13 de março de 2011

Considerações sobre a existência - I

Ontem escrevi: «Odeio já não conhecer a solidão».

Estava errada, completamente errada. Na verdade, eu nunca a conheci. O bulício das multidões, as mil e quinhentas conversas ao mesmo tempo e os encontrões em que as peles se ousam tocar tornaram-se uma adição incontrolável.

Se não há som ou toque humano que se entranhe em mim, então é um dia perdido. Um dia inexistente. Um dia em que só tive acesso à decomposição fétida da minha finitude. Já não sei respeitar o silêncio ou a ausência: o sangue quente dos que me rodeiam é o meu alimento. A vibração das suas vozes, o ondular dos seus cabelos e a energia das suas mãos passaram a ser as minhas primeiras necessidades. Há que sugar cada movimento, cada rosto enrubescido, cada troca de olhares.

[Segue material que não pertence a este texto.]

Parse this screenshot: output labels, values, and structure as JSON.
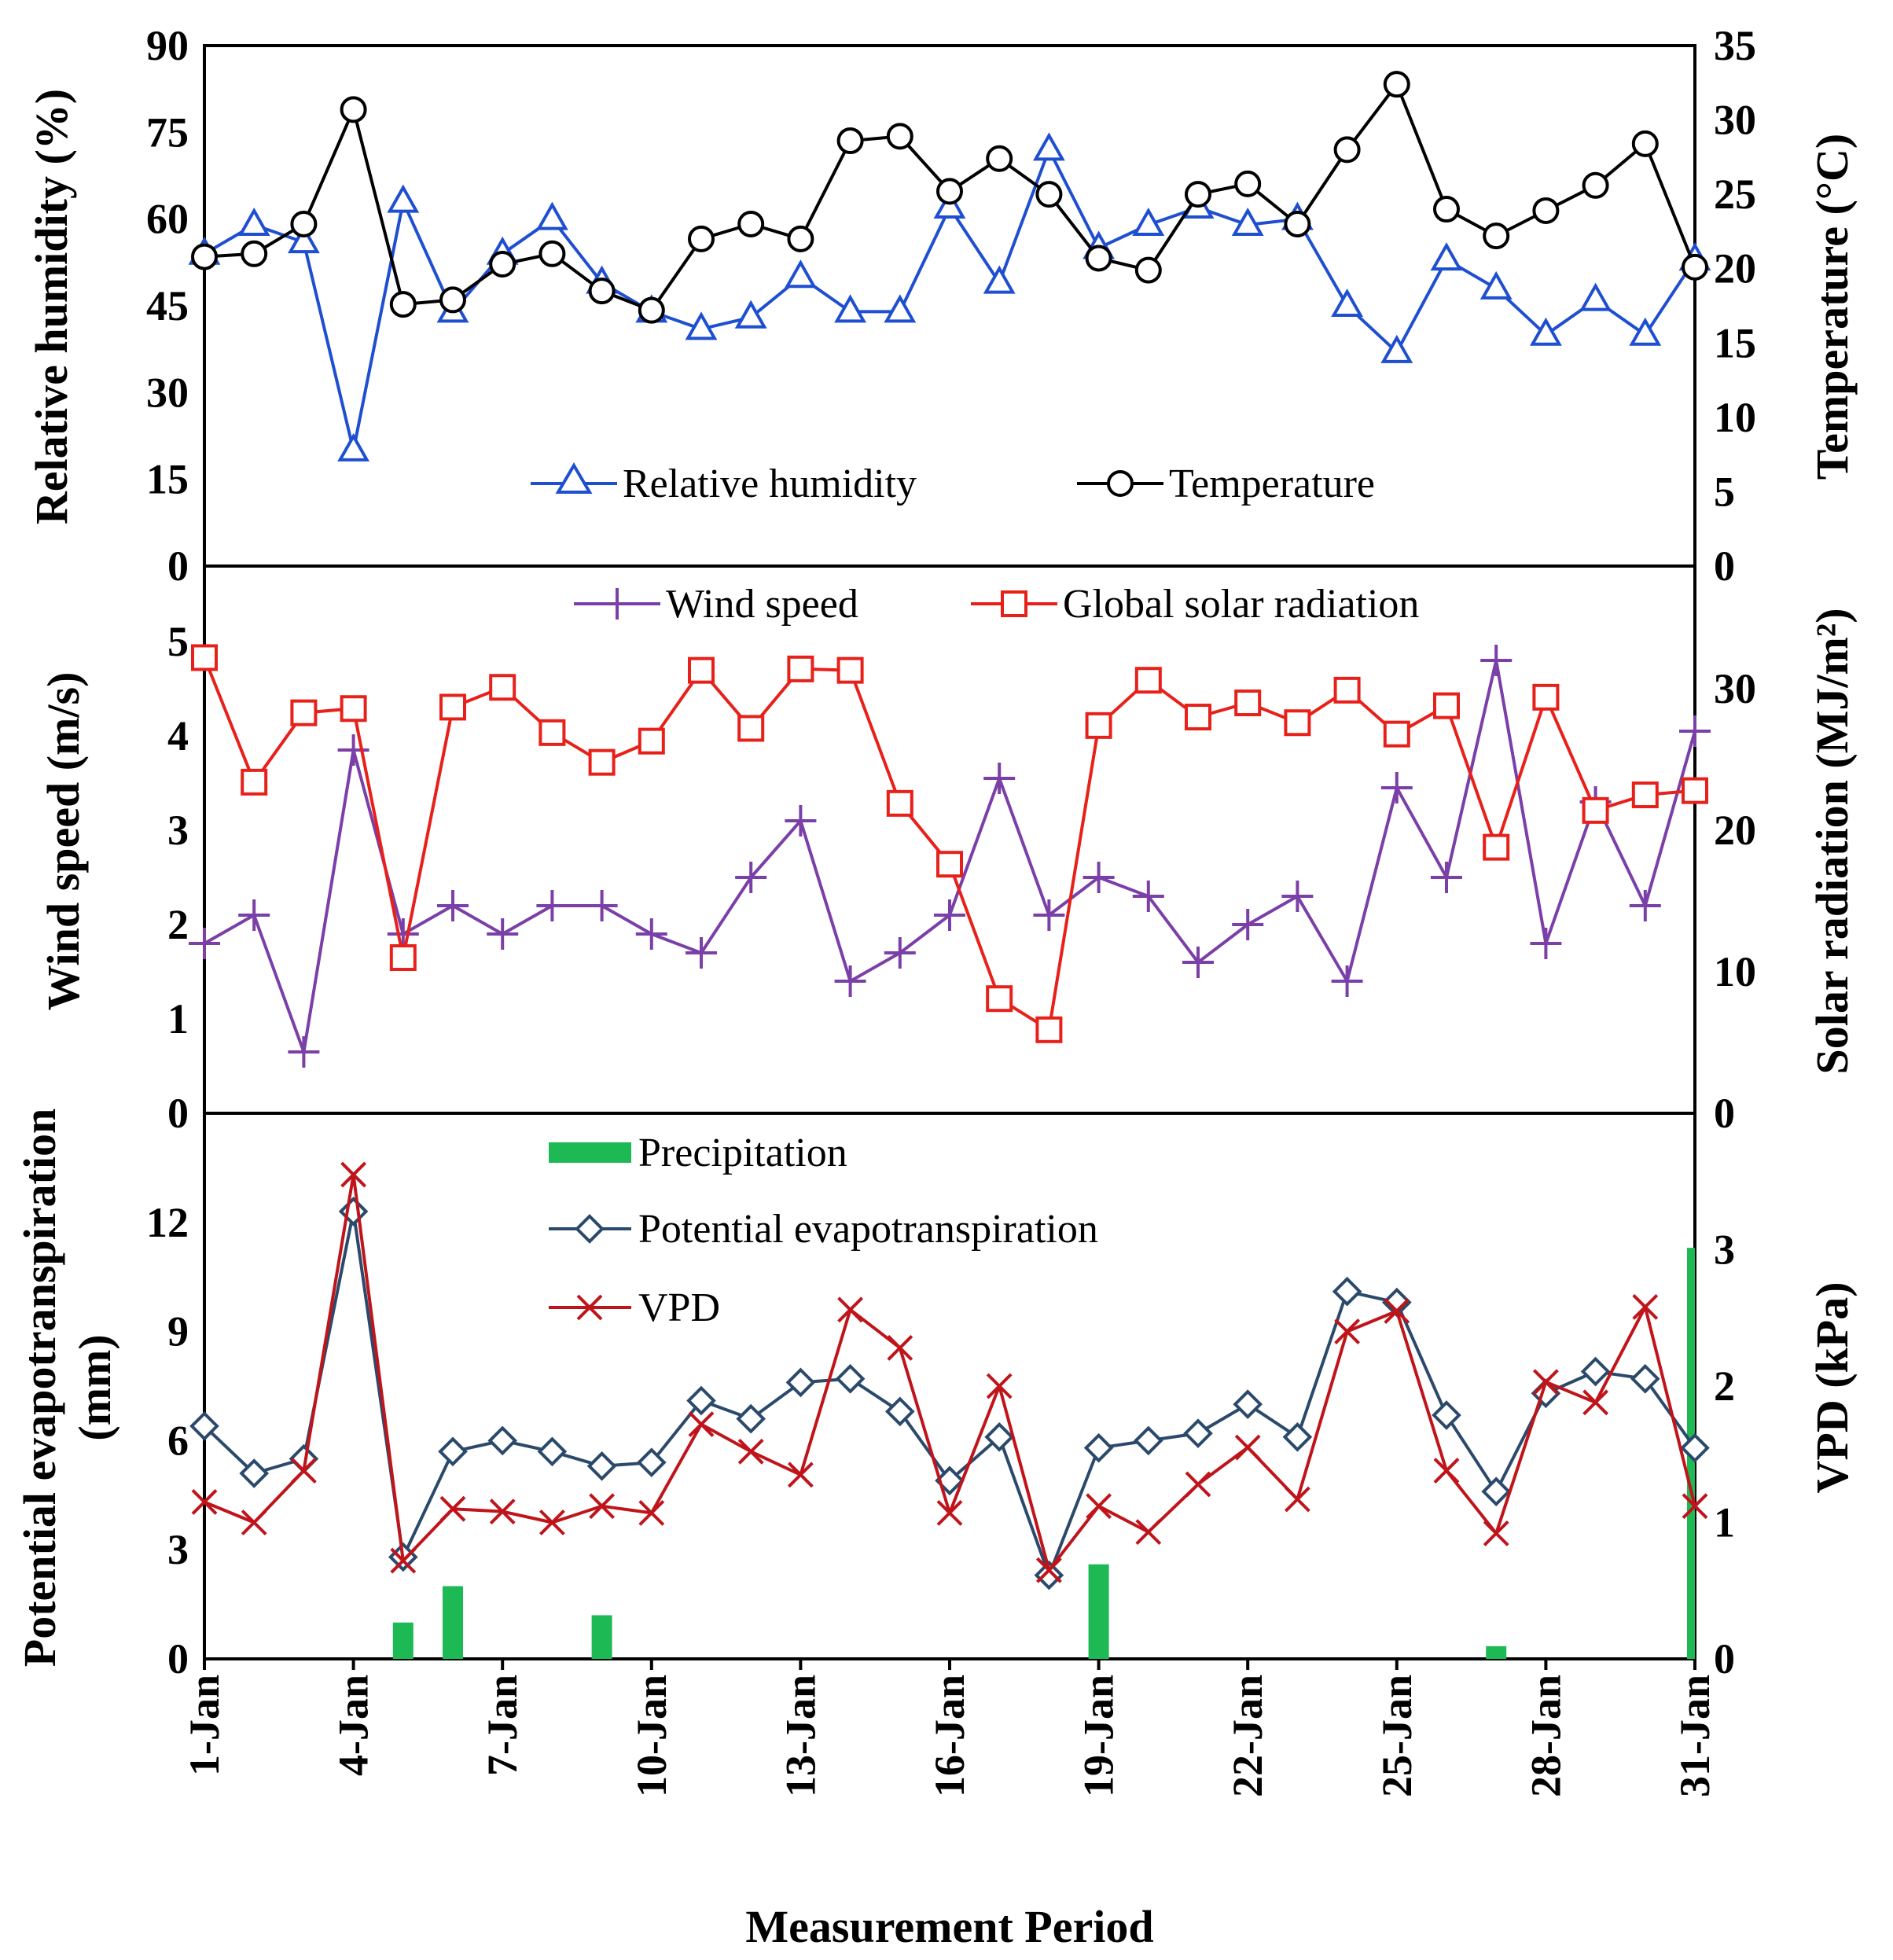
{
  "chart_data": [
    {
      "type": "line",
      "panel": "top",
      "categories": [
        "1-Jan",
        "2-Jan",
        "3-Jan",
        "4-Jan",
        "5-Jan",
        "6-Jan",
        "7-Jan",
        "8-Jan",
        "9-Jan",
        "10-Jan",
        "11-Jan",
        "12-Jan",
        "13-Jan",
        "14-Jan",
        "15-Jan",
        "16-Jan",
        "17-Jan",
        "18-Jan",
        "19-Jan",
        "20-Jan",
        "21-Jan",
        "22-Jan",
        "23-Jan",
        "24-Jan",
        "25-Jan",
        "26-Jan",
        "27-Jan",
        "28-Jan",
        "29-Jan",
        "30-Jan",
        "31-Jan"
      ],
      "ylabel_left": "Relative humidity (%)",
      "ylabel_right": "Temperature (°C)",
      "ylim_left": [
        0,
        90
      ],
      "ylim_right": [
        0,
        35
      ],
      "yticks_left": [
        "0",
        "15",
        "30",
        "45",
        "60",
        "75",
        "90"
      ],
      "yticks_right": [
        "0",
        "5",
        "10",
        "15",
        "20",
        "25",
        "30",
        "35"
      ],
      "series": [
        {
          "name": "Relative humidity",
          "axis": "left",
          "color": "#1f4fd1",
          "marker": "triangle",
          "values": [
            54,
            59,
            56,
            20,
            63,
            44,
            54,
            60,
            49,
            44,
            41,
            43,
            50,
            44,
            44,
            62,
            49,
            72,
            55,
            59,
            62,
            59,
            60,
            45,
            37,
            53,
            48,
            40,
            46,
            40,
            53
          ]
        },
        {
          "name": "Temperature",
          "axis": "right",
          "color": "#000000",
          "marker": "circle",
          "values": [
            20.8,
            21,
            23,
            30.7,
            17.6,
            17.9,
            20.3,
            21,
            18.5,
            17.2,
            22,
            23,
            22,
            28.6,
            28.9,
            25.2,
            27.4,
            25,
            20.7,
            19.9,
            25,
            25.7,
            23,
            28,
            32.4,
            24,
            22.2,
            23.9,
            25.6,
            28.4,
            20.1
          ]
        }
      ]
    },
    {
      "type": "line",
      "panel": "middle",
      "ylabel_left": "Wind speed (m/s)",
      "ylabel_right": "Solar radiation (MJ/m²)",
      "ylim_left": [
        0,
        5.8
      ],
      "ylim_right": [
        0,
        38.67
      ],
      "yticks_left": [
        "0",
        "1",
        "2",
        "3",
        "4",
        "5"
      ],
      "yticks_right": [
        "0",
        "10",
        "20",
        "30"
      ],
      "series": [
        {
          "name": "Wind speed",
          "axis": "left",
          "color": "#7b3fa8",
          "marker": "plus",
          "values": [
            1.8,
            2.1,
            0.65,
            3.85,
            1.9,
            2.2,
            1.9,
            2.2,
            2.2,
            1.9,
            1.7,
            2.5,
            3.1,
            1.4,
            1.7,
            2.1,
            3.55,
            2.1,
            2.5,
            2.3,
            1.6,
            2.0,
            2.3,
            1.4,
            3.45,
            2.5,
            4.8,
            1.8,
            3.3,
            2.2,
            4.05
          ]
        },
        {
          "name": "Global solar radiation",
          "axis": "right",
          "color": "#e8201a",
          "marker": "square",
          "values": [
            32.2,
            23.4,
            28.3,
            28.6,
            11,
            28.7,
            30.1,
            26.9,
            24.8,
            26.3,
            31.3,
            27.2,
            31.4,
            31.3,
            21.9,
            17.6,
            8.1,
            5.9,
            27.4,
            30.6,
            28,
            29,
            27.6,
            29.9,
            26.8,
            28.8,
            18.8,
            29.4,
            21.4,
            22.5,
            22.8
          ]
        }
      ]
    },
    {
      "type": "line",
      "panel": "bottom",
      "xlabel": "Measurement Period",
      "xticks": [
        "1-Jan",
        "4-Jan",
        "7-Jan",
        "10-Jan",
        "13-Jan",
        "16-Jan",
        "19-Jan",
        "22-Jan",
        "25-Jan",
        "28-Jan",
        "31-Jan"
      ],
      "ylabel_left_line1": "Potential evapotranspiration",
      "ylabel_left_line2": "(mm)",
      "ylabel_right": "VPD (kPa)",
      "ylim_left": [
        0,
        15
      ],
      "ylim_right": [
        0,
        4
      ],
      "yticks_left": [
        "0",
        "3",
        "6",
        "9",
        "12"
      ],
      "yticks_right": [
        "0",
        "1",
        "2",
        "3"
      ],
      "series": [
        {
          "name": "Precipitation",
          "axis": "left",
          "color": "#1db954",
          "marker": "bar",
          "values": [
            0,
            0,
            0,
            0,
            1.0,
            2.0,
            0,
            0,
            1.2,
            0,
            0,
            0,
            0,
            0,
            0,
            0,
            0,
            0,
            2.6,
            0,
            0,
            0,
            0,
            0,
            0,
            0,
            0.35,
            0,
            0,
            0,
            11.3
          ]
        },
        {
          "name": "Potential evapotranspiration",
          "axis": "left",
          "color": "#2b4a6b",
          "marker": "diamond",
          "values": [
            6.4,
            5.1,
            5.5,
            12.3,
            2.8,
            5.7,
            6.0,
            5.7,
            5.3,
            5.4,
            7.1,
            6.6,
            7.6,
            7.7,
            6.8,
            4.9,
            6.1,
            2.3,
            5.8,
            6.0,
            6.2,
            7.0,
            6.1,
            10.1,
            9.8,
            6.7,
            4.6,
            7.3,
            7.9,
            7.7,
            5.8
          ]
        },
        {
          "name": "VPD",
          "axis": "right",
          "color": "#c0141b",
          "marker": "x",
          "values": [
            1.15,
            1.0,
            1.38,
            3.55,
            0.72,
            1.1,
            1.08,
            1.0,
            1.12,
            1.07,
            1.72,
            1.52,
            1.35,
            2.56,
            2.28,
            1.07,
            2.0,
            0.65,
            1.12,
            0.93,
            1.28,
            1.55,
            1.17,
            2.4,
            2.55,
            1.38,
            0.92,
            2.03,
            1.88,
            2.58,
            1.12
          ]
        }
      ]
    }
  ]
}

Não há nada mais belo do que uma amálgama de corpos que se roçam, que ousam experimentar,nem que seja por breves instantes, a pele uns dos outros. Nessa fracção de segundos – ao entrar no comboio, ao entregar o dinheiro ao funcionário da loja, no primeiro contacto sexual – a matéria ganha finalmente sentido: fomos dotados de uma parte física para nos tocarmos, para nos avisarmos mutuamente de que existimos. É graças aos outros que existo: sem este toque, este breve instante, eu nada seria, uma vez que este toque me alerta para o facto de estar aqui, de estar viva.

Ainda que seja ilusório, que continuemos a ser tão solitários como se estivéssemos completamente isolados, os outros fazem questão de nos assegurar a maior das nossas tormentas: existimos, efectivamente.